MECHANISM AND STRUCTURE: Inferential Approaches for Complex Processes in Epidemiology & Public Heath

Many important inferential problems in public health arise from complex biological or behavioral processes over which investigators have little control. “Mechanistic” models capture features of dynamic data-generating processes, permitting inferences with real-world interpretations and detailed predictions. “Agnostic” approaches refrain from specifying the full joint distribution of the data, and provide inferences with desirable robustness properties. Statisticians often disagree about which of these paradigms is most useful, with competing claims about model realism, bias, and credibility of estimates. In this talk, I outline two projects that use complex highly structured data to balance these concerns, and make useful inferences for public health. 1) Social network link- tracing methods like respondent-driven sampling (RDS) are widely used for sampling members of hidden or hard-to-reach populations such as drug users, sex workers, or homeless people. RDS is not a sampling design, but researchers routinely use survey sampling assumptions to make inferences about the network and population of interest. I show formally which network features are identified by RDS studies, and which are not. A continuous-time network-structural view of RDS permits reconstruction the induced subgraph of respondents.
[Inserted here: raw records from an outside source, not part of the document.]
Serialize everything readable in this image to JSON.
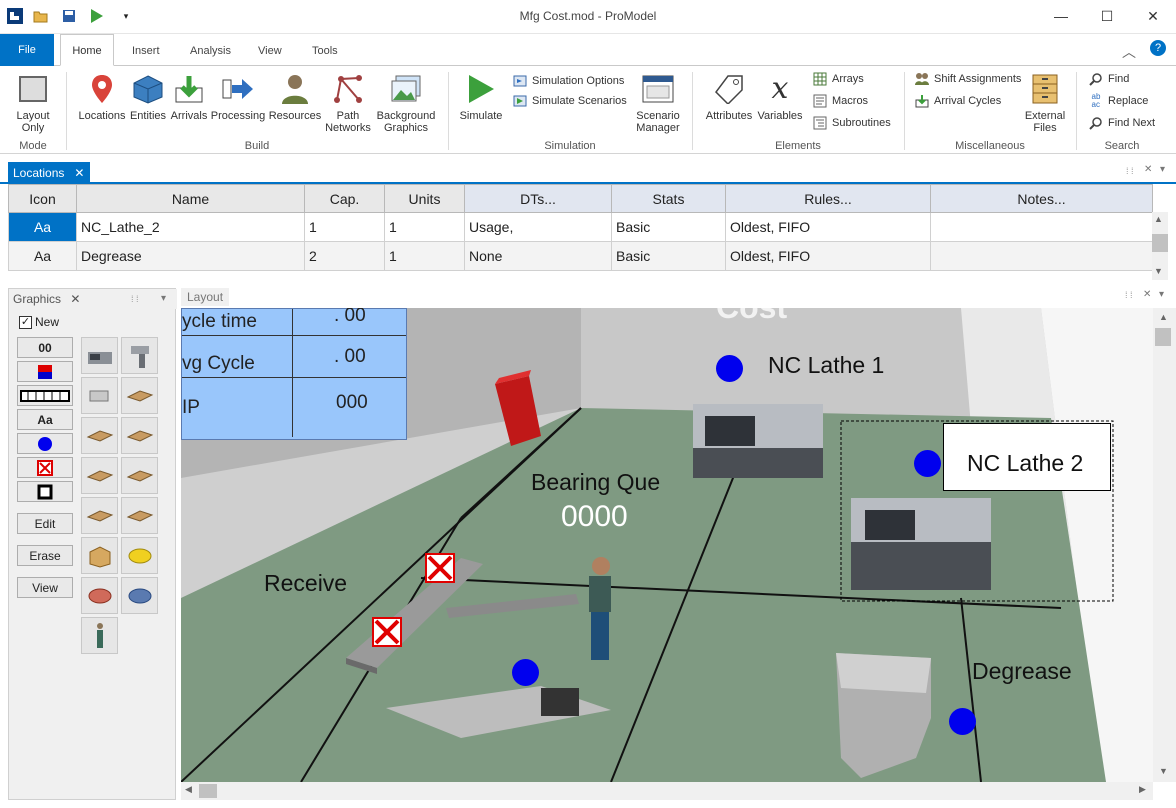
{
  "window": {
    "title": "Mfg Cost.mod - ProModel"
  },
  "ribbon_tabs": [
    "File",
    "Home",
    "Insert",
    "Analysis",
    "View",
    "Tools"
  ],
  "ribbon": {
    "mode": {
      "layout_only": "Layout\nOnly",
      "group": "Mode"
    },
    "build": {
      "items": [
        "Locations",
        "Entities",
        "Arrivals",
        "Processing",
        "Resources",
        "Path\nNetworks",
        "Background\nGraphics"
      ],
      "group": "Build"
    },
    "simulation": {
      "simulate": "Simulate",
      "options": "Simulation Options",
      "scenarios": "Simulate Scenarios",
      "manager": "Scenario\nManager",
      "group": "Simulation"
    },
    "elements": {
      "attributes": "Attributes",
      "variables": "Variables",
      "arrays": "Arrays",
      "macros": "Macros",
      "subroutines": "Subroutines",
      "group": "Elements"
    },
    "misc": {
      "shift": "Shift Assignments",
      "arrival_cycles": "Arrival Cycles",
      "external": "External\nFiles",
      "group": "Miscellaneous"
    },
    "search": {
      "find": "Find",
      "replace": "Replace",
      "find_next": "Find Next",
      "group": "Search"
    }
  },
  "locations": {
    "tab": "Locations",
    "columns": [
      "Icon",
      "Name",
      "Cap.",
      "Units",
      "DTs...",
      "Stats",
      "Rules...",
      "Notes..."
    ],
    "rows": [
      {
        "icon": "Aa",
        "name": "NC_Lathe_2",
        "cap": "1",
        "units": "1",
        "dts": "Usage,",
        "stats": "Basic",
        "rules": "Oldest, FIFO",
        "notes": ""
      },
      {
        "icon": "Aa",
        "name": "Degrease",
        "cap": "2",
        "units": "1",
        "dts": "None",
        "stats": "Basic",
        "rules": "Oldest, FIFO",
        "notes": ""
      }
    ]
  },
  "graphics": {
    "title": "Graphics",
    "new_label": "New",
    "counter_label": "00",
    "text_label": "Aa",
    "edit": "Edit",
    "erase": "Erase",
    "view": "View"
  },
  "layout": {
    "title": "Layout",
    "stats_panel": [
      {
        "label": "ycle time",
        "value": ". 00"
      },
      {
        "label": "vg Cycle",
        "value": ". 00"
      },
      {
        "label": "IP",
        "value": "000"
      }
    ],
    "labels": {
      "nc_lathe_1": "NC Lathe 1",
      "nc_lathe_2": "NC Lathe 2",
      "bearing_que": "Bearing Que",
      "bearing_count": "0000",
      "receive": "Receive",
      "degrease": "Degrease"
    }
  },
  "colors": {
    "accent": "#0072c6",
    "floor": "#7f9a82",
    "dot": "#0000ee",
    "stats_bg": "#99c6fb"
  }
}
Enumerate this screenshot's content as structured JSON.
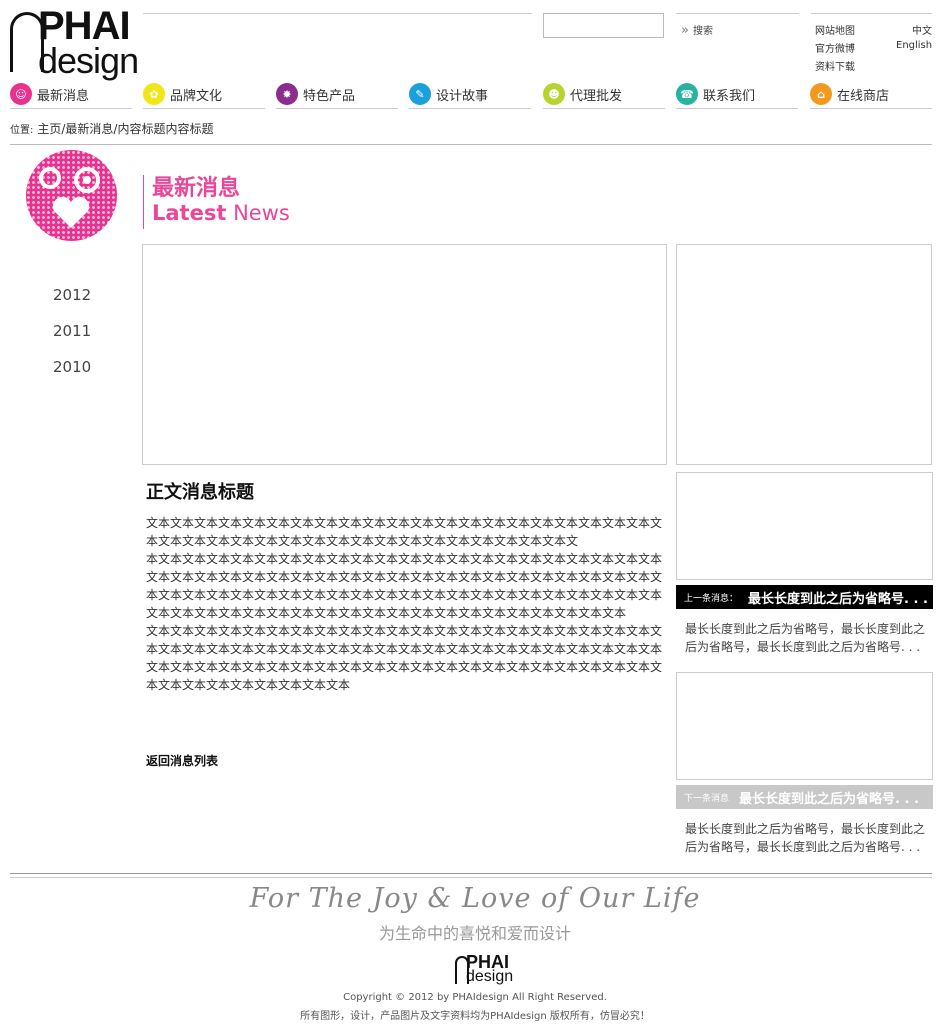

I describe a technique for estimating the size of a hidden population from an RDS sample. 2) Estimating the causal effect of an intervention (e.g. vaccine) on an infectious disease outcome in an interconnected population is a profoundly difficult problem in epidemiology. Contagion produces interference between subjects because infection in one unit can be transmitted to another. I define a symmetric structural model of infectious disease transmission in continuous time, and investigate the causal features of this process recovered by traditional regression approaches. I exhibit the circumstances under which a regression coefficient in a marginal model implies an effect whose direction is opposite that of the true treatment effect. I explain these findings in the epidemiologic language of confounding and Simpson’s paradox, and propose alternative estimation strategies.